Cloud Audit Logging

How Cloud Audit Logs help you to keep track of what is happening in your Cloud?

In an era where businesses are moving most of their projects to Google Cloud, you must monitor what happens to your resources on GCP. This entails having a record of which resources are created, accessed, and modified, by whom and at what time, on your Cloud. Cloud Audit Logs is a logging service on GCP that generates records of the actions that happen to your projects on GCP. It is a well-regulated service with both automatic and user-activated functions depending on whether user data is involved or not. It generally helps you keep track of what is happening in your Cloud. So how does it do this?

Actions to create or modify resources on GCP, such as creating a Cloud Storage bucket, result in the generation of an audit trail displayed on the Activity tab of your project. This audit trail comprises audited events of this action, including the user who created the bucket, the timestamp, and the created resource. A trail can only be seen after you refresh the Activity tab. Log entries matching audit logs are also created on the GCP console under Logging and specified by type as audit logs. 

Up to this point, it is straightforward, that this is an automatic function. Cloud Audit Logs draws the line when adding and operating files in this bucket; no activity logs or log entries will be written. Why is this important? Creating files within the bucket involves dealing with user data. This data is protected, and you need special access privileges to visualize. Before activity logs and log entries on this action are written, you need additional audit logging.    

Cloud Audit Logs types

Cloud Audit Logs has three types of audit logs that you can enable. When you alter the configuration or metadata of resources, for example, creating a bucket for Cloud storage or creating a VM instance on Compute, Admin Read (Admin Activity) audit logs record this action. Admin Activity logs are automatic, and no charges are imposed on them. Even when Cloud logging API is disabled, these logs will still be written. For Cloud Audit Logs to generate activity logs for data accessed within these buckets, you need to enable Data Read logs on the IAM & Admin section. When you access data on this resource, the audit log will display a call to the resource’s GET API requesting this data. For audit logs on new data created within this resource, you need to enable Data Write logs in the same way. Similar information will be generated on the activity tab. 

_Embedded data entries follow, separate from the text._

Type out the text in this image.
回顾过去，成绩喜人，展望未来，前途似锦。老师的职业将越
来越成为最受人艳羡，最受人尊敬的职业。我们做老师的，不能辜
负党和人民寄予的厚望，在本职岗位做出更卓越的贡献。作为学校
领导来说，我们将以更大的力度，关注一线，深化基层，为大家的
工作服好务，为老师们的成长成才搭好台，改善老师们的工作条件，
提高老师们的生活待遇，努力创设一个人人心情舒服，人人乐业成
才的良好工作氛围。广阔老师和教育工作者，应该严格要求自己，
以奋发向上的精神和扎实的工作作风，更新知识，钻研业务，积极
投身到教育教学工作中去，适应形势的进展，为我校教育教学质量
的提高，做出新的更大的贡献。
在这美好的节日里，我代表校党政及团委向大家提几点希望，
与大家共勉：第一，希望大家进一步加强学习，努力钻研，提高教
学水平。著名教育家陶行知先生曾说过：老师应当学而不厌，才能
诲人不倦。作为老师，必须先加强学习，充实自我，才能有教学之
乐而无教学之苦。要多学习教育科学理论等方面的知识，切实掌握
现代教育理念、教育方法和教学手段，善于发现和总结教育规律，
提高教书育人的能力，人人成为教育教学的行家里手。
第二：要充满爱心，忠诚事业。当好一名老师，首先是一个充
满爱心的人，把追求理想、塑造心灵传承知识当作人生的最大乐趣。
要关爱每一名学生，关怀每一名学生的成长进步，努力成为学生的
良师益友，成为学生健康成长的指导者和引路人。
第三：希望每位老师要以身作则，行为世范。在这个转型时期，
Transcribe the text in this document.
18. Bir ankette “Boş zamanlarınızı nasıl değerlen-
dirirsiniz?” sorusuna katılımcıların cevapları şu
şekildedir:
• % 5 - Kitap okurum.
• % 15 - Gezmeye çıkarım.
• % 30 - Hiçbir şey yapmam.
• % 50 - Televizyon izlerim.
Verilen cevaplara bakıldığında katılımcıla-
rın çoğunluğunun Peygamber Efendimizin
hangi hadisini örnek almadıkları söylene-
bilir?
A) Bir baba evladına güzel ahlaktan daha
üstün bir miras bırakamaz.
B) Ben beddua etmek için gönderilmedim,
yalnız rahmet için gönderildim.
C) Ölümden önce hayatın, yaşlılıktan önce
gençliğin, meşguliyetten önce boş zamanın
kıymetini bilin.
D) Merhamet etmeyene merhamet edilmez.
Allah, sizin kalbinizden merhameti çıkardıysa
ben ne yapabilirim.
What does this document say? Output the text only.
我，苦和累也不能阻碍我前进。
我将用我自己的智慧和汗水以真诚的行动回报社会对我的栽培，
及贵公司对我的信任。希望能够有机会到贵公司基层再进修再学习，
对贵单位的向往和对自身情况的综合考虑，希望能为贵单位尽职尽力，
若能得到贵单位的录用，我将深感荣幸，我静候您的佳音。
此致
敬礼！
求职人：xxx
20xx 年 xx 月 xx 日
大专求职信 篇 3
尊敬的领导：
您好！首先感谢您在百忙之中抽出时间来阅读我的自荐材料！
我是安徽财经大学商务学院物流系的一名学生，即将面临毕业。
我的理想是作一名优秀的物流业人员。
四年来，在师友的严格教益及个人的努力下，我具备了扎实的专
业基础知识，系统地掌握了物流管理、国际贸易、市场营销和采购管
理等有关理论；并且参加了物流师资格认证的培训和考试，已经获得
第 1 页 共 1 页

Data Write and Data read logs are automatically enabled for BigQuery but have to be enabled for other resources. These two are liable to charges, and special access privileges must be created for them in IAM when they are being enabled. GCP has its System Logs that are written when it alters the configuration of resources. 

By enabling Cloud Audit Logs, you ensure that your business’ Cloud resources are protected from insider risk. If there are issues with your account, GCP support will use Cloud Audit logs to diagnose the problem.